Trudno to sobie wyobrazić, ale w Gdańsku nie będzie ekstraklasy piłki ręcznej mężczyzn! Zaledwie pięć lat po tym, jak Wybrzeże zdobyło tytuł mistrza Polski - padł ostatni bastion tej dyscypliny. W finałowej kolejce sezonu 2005/05 miejsca w elicie nie zdołał obronić
AZS AWFiS Gdańsk. Akademicy zaledwie zremisowali na własnym parkiecie z Piotrkowianinem-Kiperem 35:35 (19:18). Tym samym przegrali korespondencyjną walkę z Wisłą Puławy, która pokonała u siebie Miedź Legnica 32:22 (14:12).

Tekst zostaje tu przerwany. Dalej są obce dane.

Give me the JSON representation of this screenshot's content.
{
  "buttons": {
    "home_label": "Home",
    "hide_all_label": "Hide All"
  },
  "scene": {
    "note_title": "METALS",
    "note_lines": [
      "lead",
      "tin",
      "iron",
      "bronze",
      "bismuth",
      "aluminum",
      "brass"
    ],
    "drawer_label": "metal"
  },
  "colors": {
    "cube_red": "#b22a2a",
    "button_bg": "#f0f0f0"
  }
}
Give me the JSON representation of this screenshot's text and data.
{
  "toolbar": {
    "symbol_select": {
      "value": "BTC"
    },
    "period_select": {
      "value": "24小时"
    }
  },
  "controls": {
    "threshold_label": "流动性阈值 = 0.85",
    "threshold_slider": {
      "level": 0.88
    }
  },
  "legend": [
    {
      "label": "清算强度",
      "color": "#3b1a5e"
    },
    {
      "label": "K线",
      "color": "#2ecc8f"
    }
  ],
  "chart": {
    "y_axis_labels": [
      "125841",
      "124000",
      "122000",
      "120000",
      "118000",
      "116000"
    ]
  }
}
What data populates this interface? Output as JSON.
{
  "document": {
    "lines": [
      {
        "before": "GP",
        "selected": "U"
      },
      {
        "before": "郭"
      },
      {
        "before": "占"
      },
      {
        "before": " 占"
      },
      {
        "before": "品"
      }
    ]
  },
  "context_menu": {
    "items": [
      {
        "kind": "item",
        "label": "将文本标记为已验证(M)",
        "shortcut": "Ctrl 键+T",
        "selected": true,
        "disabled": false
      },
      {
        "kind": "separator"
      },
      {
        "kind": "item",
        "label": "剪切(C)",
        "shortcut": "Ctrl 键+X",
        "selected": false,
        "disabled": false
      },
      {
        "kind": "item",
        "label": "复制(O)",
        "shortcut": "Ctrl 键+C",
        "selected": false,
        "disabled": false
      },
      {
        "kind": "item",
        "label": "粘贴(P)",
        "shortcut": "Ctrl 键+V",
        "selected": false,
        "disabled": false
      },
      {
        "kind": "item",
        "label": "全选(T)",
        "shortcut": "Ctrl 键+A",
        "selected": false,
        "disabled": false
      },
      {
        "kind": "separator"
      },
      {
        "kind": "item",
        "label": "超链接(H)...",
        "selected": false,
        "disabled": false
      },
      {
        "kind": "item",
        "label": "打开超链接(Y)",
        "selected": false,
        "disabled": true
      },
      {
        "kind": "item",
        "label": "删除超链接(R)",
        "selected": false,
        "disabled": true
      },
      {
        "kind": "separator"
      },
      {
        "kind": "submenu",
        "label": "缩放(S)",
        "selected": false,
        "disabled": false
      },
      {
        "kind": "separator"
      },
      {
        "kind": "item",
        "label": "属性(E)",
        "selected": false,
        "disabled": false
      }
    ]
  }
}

Obie drużyny ukończyły rozgrywki z identycznym dorobkiem punktowym (po 19), ale rywale byli zdecydowanie lepsi w bezposrednich meczach, gdyż z czterech wygrali aż trzy.
AZS AWFiS: Sibiga, Głębocki - Fogler 3, Ćwikliński 4, Olęcki 1, Woynowski 4, Pilch 6, Masiak 1, Jachlewski 10, Pepliński 1, Sulej, Żółtak 5. Trener: Wojciech Nowiński.
PIOTRKOWIANIN: Turowski, Ner - Bodasiński, Laskowski 9, Skalski 3, Baturin 7, Jakimowicz 2, Furman 1, Maślak 3, Matyjasik 3, Przybylski 6, J. Płócienniczak 1. Trener: Edward Strząbała.
Sędziowali: Baranowski (Warszawa) i Lemanowicz (Płock).
Widzów: 350.
Piotrkowianin, który już wcześniej miał zapewnione utrzymanie, zagrał o 9. miejsce, które w przypadku porażki w Gdańsku straciłby na recz akademików. Jednak przede wszystkim goście uratowali ekstraklasę Puławom, które w przypadku sukcesu akademików pożegnałyby się z krajową elitą. Jeszcze w 48. minucie wydawało się, że gospodarzom przy ul. Wiejskiej nie może stać się krzywda. Miejscowi szczypiorniści prowadzili 30:25! Co zrobili w końcówce? Każdy z zawodników, trenerów i działaczy ma na to swoje wytłumaczenie. Nie wytrzymali psychicznie, zabrakło umiejętności czy wreszcie nie chcieli wygrać? Tego typu sądów nie brakowało na trybunach po fatalnym zakończeniu sezonu.
W 56. minucie Piotrkowianin prowadził 34:32, gdyż dwukrotnie z rzędu na jego trzy bramki z rzędu gdańszczanie odpowiadali tylko jedną. Nadzieje przywrócili
Łukasz Masiak i
Szymon Woynowski, po których akcjach był remis 35:35. Co więcej goście nie oddali następnie celnego rzutu i ostatnia akcja należała do akademików.
Mateusz Jachlewski nawet zdobył bramkę, ale wówczas rywale już się cieszyli.
-
Zabrakło nam 2-3 sekund. Końcowy gwizdek było wyraźnie słychać, gdy piłka dopiero była podawana do Mateusza. Przegraliśmy, gdyż tego dnia bardzo słabo spisywali się bramkarze - ocenił
Tomasz Majewski, kierownik sekcji piłki ręcznej w akademickiej drużynie.